The goals of the initiative are

  • to promote the development and deployment of innovative research techniques in large-scale data analysis;

  • to foster interdisciplinary collaboration among scholars in the humanities, social sciences, computer sciences, information sciences, and other fields, around questions of text and data analysis;

  • to promote international collaboration; and

  • to work with data repositories that hold large digital collections to ensure efficient access to these materials for research.

If you are interested in taking up this challenge, please read the RFP and addenda available on this page. 

Original Press Releases

Press Releases About the Launch off Digging into Data Challenge (January 2009)


Press Releases about Awardees (December 2009)


Speech by NEH Chairman Jim Leach at DiD awards ceremony.

Round One Conference

At the end of each round of funding, the grantees gather to present their work.
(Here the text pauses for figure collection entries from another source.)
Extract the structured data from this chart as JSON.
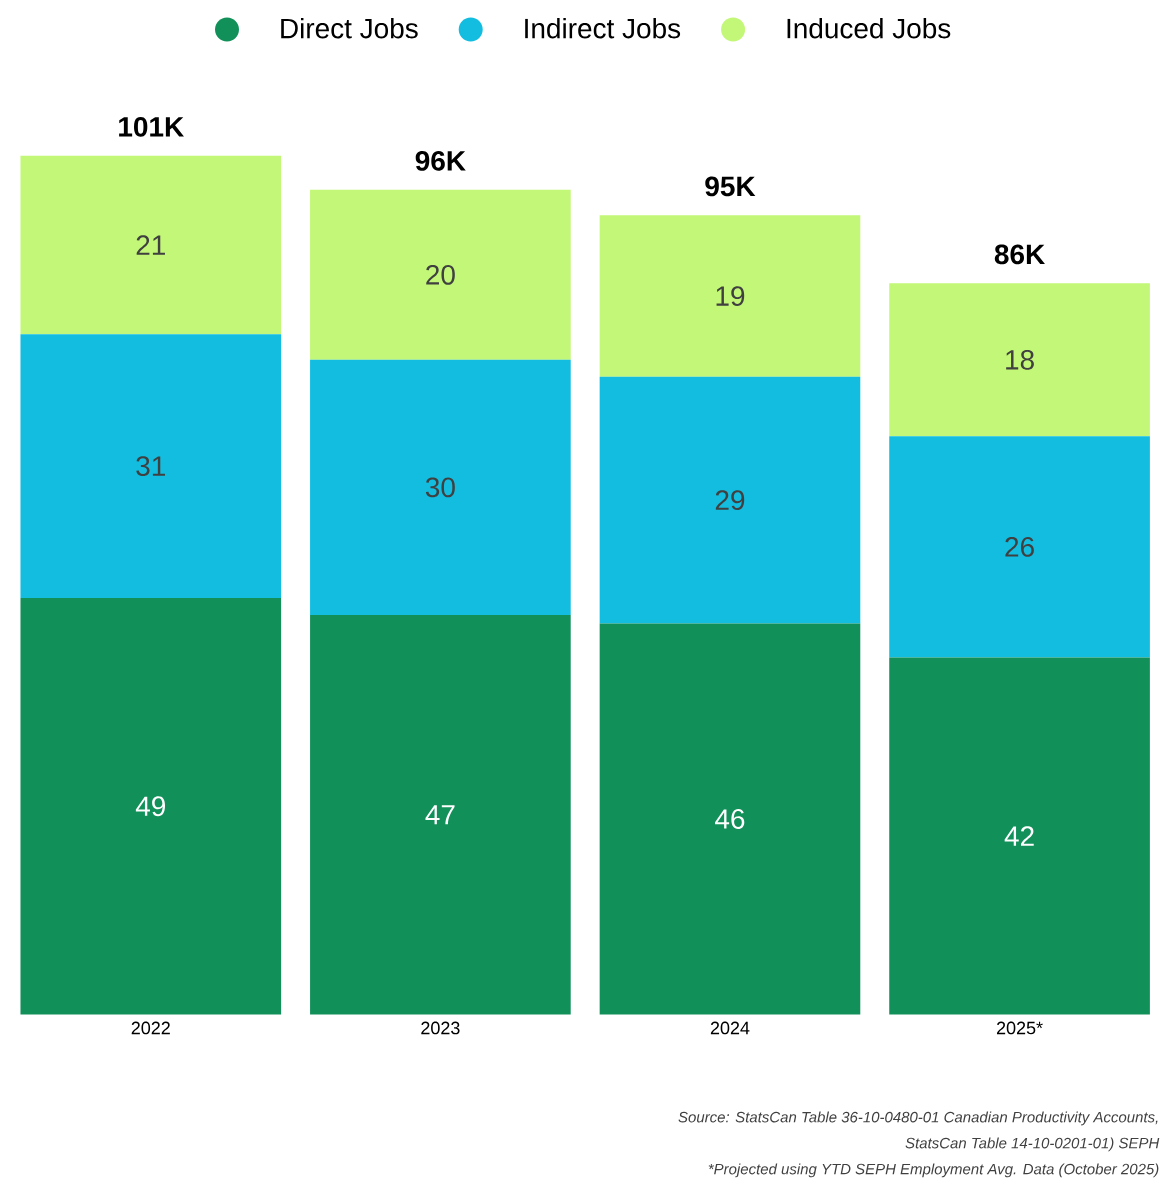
{
  "chart_data": {
    "type": "bar",
    "stacked": true,
    "categories": [
      "2022",
      "2023",
      "2024",
      "2025*"
    ],
    "series": [
      {
        "name": "Direct Jobs",
        "color": "#12905a",
        "values": [
          49,
          47,
          46,
          42
        ],
        "value_labels": [
          "49",
          "47",
          "46",
          "42"
        ]
      },
      {
        "name": "Indirect Jobs",
        "color": "#12bde0",
        "values": [
          31,
          30,
          29,
          26
        ],
        "value_labels": [
          "31",
          "30",
          "29",
          "26"
        ]
      },
      {
        "name": "Induced Jobs",
        "color": "#c3f777",
        "values": [
          21,
          20,
          19,
          18
        ],
        "value_labels": [
          "21",
          "20",
          "19",
          "18"
        ]
      }
    ],
    "totals": [
      "101K",
      "96K",
      "95K",
      "86K"
    ],
    "legend": "top",
    "annotations": [
      "Source: StatsCan Table 36-10-0480-01 Canadian Productivity Accounts,",
      "StatsCan Table 14-10-0201-01) SEPH",
      "*Projected using YTD SEPH Employment Avg. Data (October 2025)"
    ]
  }
}
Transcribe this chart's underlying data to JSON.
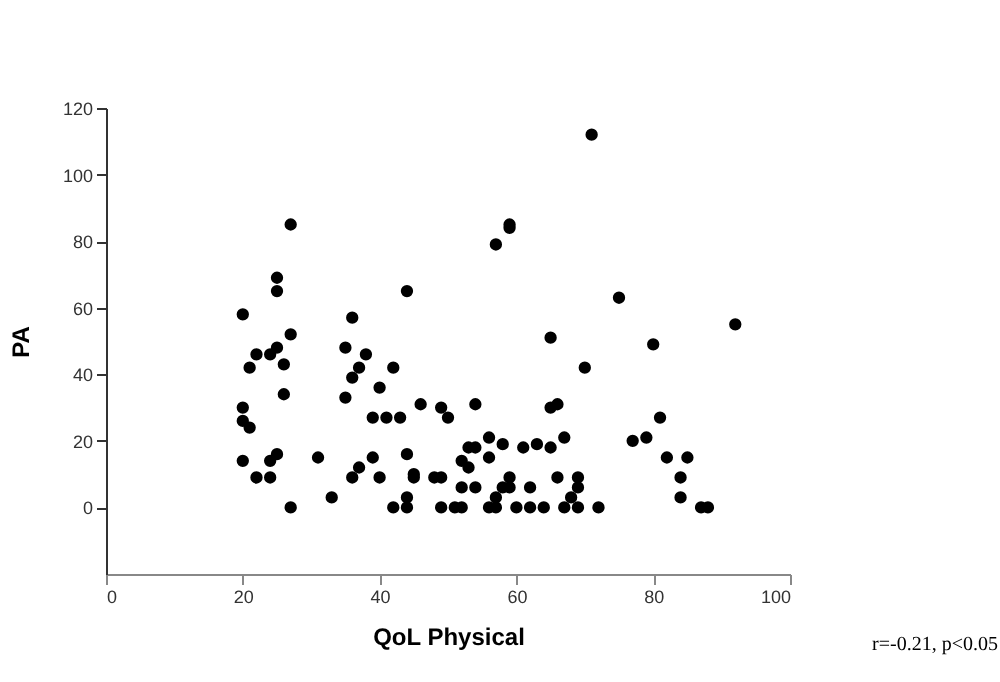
{
  "chart_data": {
    "type": "scatter",
    "xlabel": "QoL Physical",
    "ylabel": "PA",
    "x": [
      20,
      20,
      20,
      21,
      20,
      21,
      22,
      22,
      24,
      24,
      24,
      25,
      25,
      25,
      25,
      26,
      26,
      27,
      27,
      27,
      31,
      33,
      35,
      35,
      36,
      36,
      36,
      37,
      37,
      38,
      39,
      39,
      40,
      40,
      41,
      42,
      42,
      43,
      44,
      44,
      44,
      44,
      45,
      45,
      46,
      48,
      49,
      49,
      49,
      50,
      51,
      52,
      52,
      52,
      53,
      53,
      54,
      54,
      54,
      56,
      56,
      58,
      56,
      57,
      57,
      58,
      59,
      59,
      60,
      57,
      59,
      59,
      61,
      62,
      62,
      63,
      64,
      65,
      65,
      66,
      65,
      66,
      67,
      67,
      68,
      69,
      69,
      69,
      70,
      71,
      72,
      75,
      77,
      79,
      80,
      81,
      82,
      84,
      84,
      85,
      87,
      88,
      92
    ],
    "series": [
      {
        "color": "#000000",
        "values": [
          58,
          30,
          26,
          24,
          14,
          42,
          46,
          9,
          46,
          14,
          9,
          48,
          69,
          65,
          16,
          43,
          34,
          85,
          52,
          0,
          15,
          3,
          48,
          33,
          57,
          39,
          9,
          42,
          12,
          46,
          15,
          27,
          36,
          9,
          27,
          42,
          0,
          27,
          65,
          16,
          3,
          0,
          10,
          9,
          31,
          9,
          30,
          9,
          0,
          27,
          0,
          14,
          6,
          0,
          12,
          18,
          31,
          18,
          6,
          21,
          15,
          19,
          0,
          0,
          3,
          6,
          6,
          9,
          0,
          79,
          85,
          84,
          18,
          6,
          0,
          19,
          0,
          18,
          30,
          31,
          51,
          9,
          21,
          0,
          3,
          9,
          6,
          0,
          42,
          112,
          0,
          63,
          20,
          21,
          49,
          27,
          15,
          9,
          3,
          15,
          0,
          0,
          55
        ]
      }
    ],
    "xlim": [
      0,
      100
    ],
    "xticks": [
      0,
      20,
      40,
      60,
      80,
      100
    ],
    "ylim": [
      -20,
      120
    ],
    "yticks": [
      0,
      20,
      40,
      60,
      80,
      100,
      120
    ],
    "marker": "circle",
    "grid": false,
    "annotations": [
      "r=-0.21, p<0.05"
    ]
  }
}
The first round conference was held June 9 - 10, 2011 in Washington, DC. To access the papers given at the conference and read profiles of the speakers, please see the Digging Round One Conference page.


2009 Award Recipients:

This project will pursue research using advanced computational techniques to explore humanities themes related to the authorship of large collections of cultural heritage materials, namely 15th century manuscripts, 17th and 18th century maps, and 19th and 20th century quilts.


This project will focus on a body of 53,000 18th-century letters, and analyze the degree to which the effects of the Enlightenment can be observed in the letters of people of various occupations.


This project will harvest audio and transcribed data from podcasts, news broadcasts, public and educational lectures and other sources to create a massive corpus of speech. Tools will then be developed to analyze the different uses of prosody (rhythm, stress and intonation) within spoken communication.


This project focuses on large scale data analysis of audio -- specifically the spoken word.  This project will create tools to enable rapid and flexible access to over 9,000 hours of spoken audio files, containing a wide variety of speech, drawn from some of the leading British and American spoken word corpora, allowing for new kinds of linguistic analysis.


This project will integrate a vast collection of textual, geographical and numerical data to allow for the visual presentation of the railroads and its impact on society over time, concentrating initially on the Great Plains and Northeast United States.


SALAMI (Structural Analysis of Large Amounts of Music Information) is an innovative and ambitious computational musicology project. Our computational approach, combined with the huge volume of data now available from such source as the Internet Archive, will a) deliver a very substantive corpus of musical analyses in a common framework for use by music scholars, students and beyond; and, b) establish a methodology and tooling which will enable others to add to this in the future and to broaden the application of the techniques we establish.


The creation of a framework to produce "dynamic variorum" editions of classics texts that enable the reader to automatically link not only to variant editions but also to relevant citations, quotations, people, and places that are found in a digital library of over one million primary and secondary source texts.


This project will create an intellectual exemplar for the role of data mining in an important historical discipline – the history of crime – and illustrate how the tools of digital humanities can be used to wrest new knowledge from one of the largest humanities data sets currently available: the Old Bailey Online.